Legislation Targets Fake Milk

New legislation introduced into the Senate this week would enforce the proper labeling on imitation dairy products, drawing positive response from the International Dairy Foods Association and the National Milk Producers Federation. The organizations both said in statements that proper steps need to be taken to defend the integrity of current federal food labeling standards, preventing the misbranding of what they call “dairy imitators.” A Milk Business Dot Com article says Wisconsin Democrat Tammy Baldwin introduced the Dairy Pride Act, with the goal of protecting food labeling standards, requiring the Food and Drug Administration to enforce the requirements. Those federal standards say that dairy products like milk and cheese must come from dairy animals. The Baldwin legislation would require the FDA to issue guidance for nationwide enforcement of these standards within the next 90 days. National Milk Producers President Jim Mulhern says the FDA has turned a blind eye to federal law that says milk comes from animals and not vegetables or nuts.

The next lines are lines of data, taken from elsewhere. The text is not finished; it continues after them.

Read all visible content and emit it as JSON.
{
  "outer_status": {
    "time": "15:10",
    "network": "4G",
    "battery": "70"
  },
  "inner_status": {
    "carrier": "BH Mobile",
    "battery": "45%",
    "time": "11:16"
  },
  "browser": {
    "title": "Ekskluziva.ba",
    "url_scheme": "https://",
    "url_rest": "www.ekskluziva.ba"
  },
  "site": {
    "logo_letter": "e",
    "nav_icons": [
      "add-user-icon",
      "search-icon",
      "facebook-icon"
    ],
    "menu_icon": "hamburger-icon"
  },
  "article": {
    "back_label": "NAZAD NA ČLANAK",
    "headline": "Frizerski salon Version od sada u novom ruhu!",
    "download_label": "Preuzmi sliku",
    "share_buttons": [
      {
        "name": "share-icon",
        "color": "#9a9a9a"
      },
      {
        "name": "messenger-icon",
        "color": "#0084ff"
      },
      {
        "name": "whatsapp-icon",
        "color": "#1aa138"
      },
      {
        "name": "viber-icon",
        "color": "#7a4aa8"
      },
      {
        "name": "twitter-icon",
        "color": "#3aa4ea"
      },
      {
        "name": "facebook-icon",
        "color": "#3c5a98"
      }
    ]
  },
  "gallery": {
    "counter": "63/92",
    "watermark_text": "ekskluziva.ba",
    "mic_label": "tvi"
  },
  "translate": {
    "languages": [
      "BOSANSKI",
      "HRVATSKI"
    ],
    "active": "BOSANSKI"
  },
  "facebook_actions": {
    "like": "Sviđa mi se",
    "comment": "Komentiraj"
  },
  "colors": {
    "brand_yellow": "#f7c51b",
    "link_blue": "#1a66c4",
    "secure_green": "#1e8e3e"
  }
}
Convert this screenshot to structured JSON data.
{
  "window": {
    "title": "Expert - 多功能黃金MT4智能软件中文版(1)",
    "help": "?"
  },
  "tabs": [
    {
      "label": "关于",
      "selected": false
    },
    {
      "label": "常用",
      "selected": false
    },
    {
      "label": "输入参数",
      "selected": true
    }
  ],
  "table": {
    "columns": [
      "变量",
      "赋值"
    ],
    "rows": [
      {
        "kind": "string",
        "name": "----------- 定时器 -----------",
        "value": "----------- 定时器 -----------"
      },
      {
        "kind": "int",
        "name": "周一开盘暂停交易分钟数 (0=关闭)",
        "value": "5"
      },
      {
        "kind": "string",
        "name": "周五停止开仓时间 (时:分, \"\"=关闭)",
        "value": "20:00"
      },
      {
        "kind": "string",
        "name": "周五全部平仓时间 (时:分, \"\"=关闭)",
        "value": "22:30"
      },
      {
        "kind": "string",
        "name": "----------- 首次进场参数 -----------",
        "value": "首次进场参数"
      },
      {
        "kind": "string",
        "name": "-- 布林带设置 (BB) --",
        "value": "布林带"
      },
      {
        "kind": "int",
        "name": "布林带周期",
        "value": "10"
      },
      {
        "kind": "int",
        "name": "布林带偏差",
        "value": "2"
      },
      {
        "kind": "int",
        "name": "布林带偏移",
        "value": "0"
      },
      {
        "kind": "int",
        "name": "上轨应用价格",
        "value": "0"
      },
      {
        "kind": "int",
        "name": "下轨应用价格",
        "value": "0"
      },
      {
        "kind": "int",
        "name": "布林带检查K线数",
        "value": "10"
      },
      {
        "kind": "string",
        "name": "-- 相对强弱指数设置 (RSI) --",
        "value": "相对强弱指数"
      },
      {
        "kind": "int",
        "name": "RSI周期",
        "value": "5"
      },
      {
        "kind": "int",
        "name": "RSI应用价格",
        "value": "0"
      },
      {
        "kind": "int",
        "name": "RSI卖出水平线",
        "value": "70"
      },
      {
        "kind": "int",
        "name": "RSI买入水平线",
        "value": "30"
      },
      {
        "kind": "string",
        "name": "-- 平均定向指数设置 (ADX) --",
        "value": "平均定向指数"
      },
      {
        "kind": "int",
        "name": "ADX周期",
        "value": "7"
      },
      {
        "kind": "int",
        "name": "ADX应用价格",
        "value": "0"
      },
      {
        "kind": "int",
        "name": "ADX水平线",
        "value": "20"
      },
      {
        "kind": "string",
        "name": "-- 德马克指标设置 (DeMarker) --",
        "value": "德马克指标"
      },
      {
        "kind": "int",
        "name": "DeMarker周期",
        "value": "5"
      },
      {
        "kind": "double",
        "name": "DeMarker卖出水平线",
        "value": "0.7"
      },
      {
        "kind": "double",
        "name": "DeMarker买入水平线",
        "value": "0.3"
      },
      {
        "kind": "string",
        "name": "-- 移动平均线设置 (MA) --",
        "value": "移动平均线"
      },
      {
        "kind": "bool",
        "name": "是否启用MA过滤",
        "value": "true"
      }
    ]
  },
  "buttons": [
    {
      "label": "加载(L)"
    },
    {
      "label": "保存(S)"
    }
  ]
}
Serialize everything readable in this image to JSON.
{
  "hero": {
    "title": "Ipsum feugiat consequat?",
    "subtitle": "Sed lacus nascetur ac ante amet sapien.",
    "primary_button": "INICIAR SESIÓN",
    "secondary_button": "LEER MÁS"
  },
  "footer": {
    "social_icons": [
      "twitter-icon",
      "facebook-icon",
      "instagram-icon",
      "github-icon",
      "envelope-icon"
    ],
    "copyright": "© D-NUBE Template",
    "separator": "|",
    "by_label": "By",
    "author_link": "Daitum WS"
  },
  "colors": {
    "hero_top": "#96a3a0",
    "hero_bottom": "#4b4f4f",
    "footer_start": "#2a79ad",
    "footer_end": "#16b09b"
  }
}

40 Percent of California Out of Drought

Federal drought watchers said this week that more than 40 percent of California is out of drought. This announcement comes after powerful storms sent people in the northern areas fleeing from flooding rivers and doubling snowpack in the Sierra Nevada’s in a little more than a week. Jay Lund, Director of the Center for Watershed Sciences at the University of California at Davis, says “It’s hard to say we have a drought here right now.” The weekly drought report says that 42 percent of California is now out of drought. Last year at this time, that number was only three percent. Southern California didn’t get the severe storms residents did further north, but they have had enough rain to be pulled out of the most severe category. Only two percent of the state is left in the most severe category, a stretch of land between Los Angeles and Santa Barbara. 43 percent of the entire state was in the most severe category a year ago at the same time.